The Gemological Institute of America (GIA) has launched a melee-screening center on the premises of diamond supplier Stuller, enabling the jeweler to verify the natural origin of its stones.
The arrangement allows Stuller to sell its natural diamonds to retail clients with an accompanying GIA document stating that the goods are not synthetic or simulants.
The GIA independently operates the center, which opened recently and became fully integrated with Stuller’s business processes on Monday. The institute’s own employees sit within the Stuller headquarters in Lafayette, Louisiana, providing the laboratory’s melee-analysis service for round polished diamonds ranging from about 0.033 carats to 0.25 carats. The service also sifts out diamonds treated using high-pressure, high-temperature (HPHT), and sorts natural stones by color.

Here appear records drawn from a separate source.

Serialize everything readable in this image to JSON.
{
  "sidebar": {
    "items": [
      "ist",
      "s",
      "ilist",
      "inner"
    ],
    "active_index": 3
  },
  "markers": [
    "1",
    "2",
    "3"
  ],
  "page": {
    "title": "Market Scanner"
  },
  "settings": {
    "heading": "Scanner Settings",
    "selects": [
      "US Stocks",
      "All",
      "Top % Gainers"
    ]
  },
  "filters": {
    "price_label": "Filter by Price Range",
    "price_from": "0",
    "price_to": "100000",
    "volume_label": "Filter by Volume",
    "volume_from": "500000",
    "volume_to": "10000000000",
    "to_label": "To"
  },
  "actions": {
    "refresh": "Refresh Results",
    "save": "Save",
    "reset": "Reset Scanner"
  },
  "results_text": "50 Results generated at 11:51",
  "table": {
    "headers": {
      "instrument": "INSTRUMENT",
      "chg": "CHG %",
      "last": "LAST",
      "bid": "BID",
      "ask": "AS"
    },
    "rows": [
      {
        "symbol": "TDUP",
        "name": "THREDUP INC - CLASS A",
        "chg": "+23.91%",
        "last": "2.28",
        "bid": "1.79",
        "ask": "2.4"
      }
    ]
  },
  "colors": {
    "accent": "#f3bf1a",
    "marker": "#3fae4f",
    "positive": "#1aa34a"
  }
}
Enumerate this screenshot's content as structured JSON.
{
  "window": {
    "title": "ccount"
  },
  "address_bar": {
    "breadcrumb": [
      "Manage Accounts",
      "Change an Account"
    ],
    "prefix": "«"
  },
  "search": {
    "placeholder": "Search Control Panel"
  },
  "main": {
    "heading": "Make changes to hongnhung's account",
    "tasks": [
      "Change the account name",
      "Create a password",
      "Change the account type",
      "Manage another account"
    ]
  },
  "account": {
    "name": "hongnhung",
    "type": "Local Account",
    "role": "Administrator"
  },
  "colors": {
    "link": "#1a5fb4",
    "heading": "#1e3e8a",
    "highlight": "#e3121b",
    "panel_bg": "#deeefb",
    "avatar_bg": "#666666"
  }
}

Stuller, which stocks both mined and lab-grown diamonds, already screens the vast majority of its stones to check that the company is advertising them accurately, according to Stanley Zale, its vice president for diamond and gemstone procurement. The new initiative gives the extra confirmation that clients seek, he explained in the latest edition of the Rapaport Diamond Podcast, published this week.
“Each of us in the industry has an obligation to one another to correctly represent the product we’re selling. We have a concern there might be this inevitable story on 60 Minutes about undisclosed lab-grown diamonds,” Zale told Rapaport News, referring to the CBS news show.
“GIA is here to give our customers the highest level of assurance that they’re buying exactly what we say they’re buying,” he added. “It’s incumbent on all of us to have a strict and vigilant quality-assurance program, and to have the highest level of assurance that we are correctly representing the product we’re selling.”
Image: Tom Moses, executive vice president and chief laboratory and research officer for the GIA (left), opens the screening center with Stuller president Danny Clark.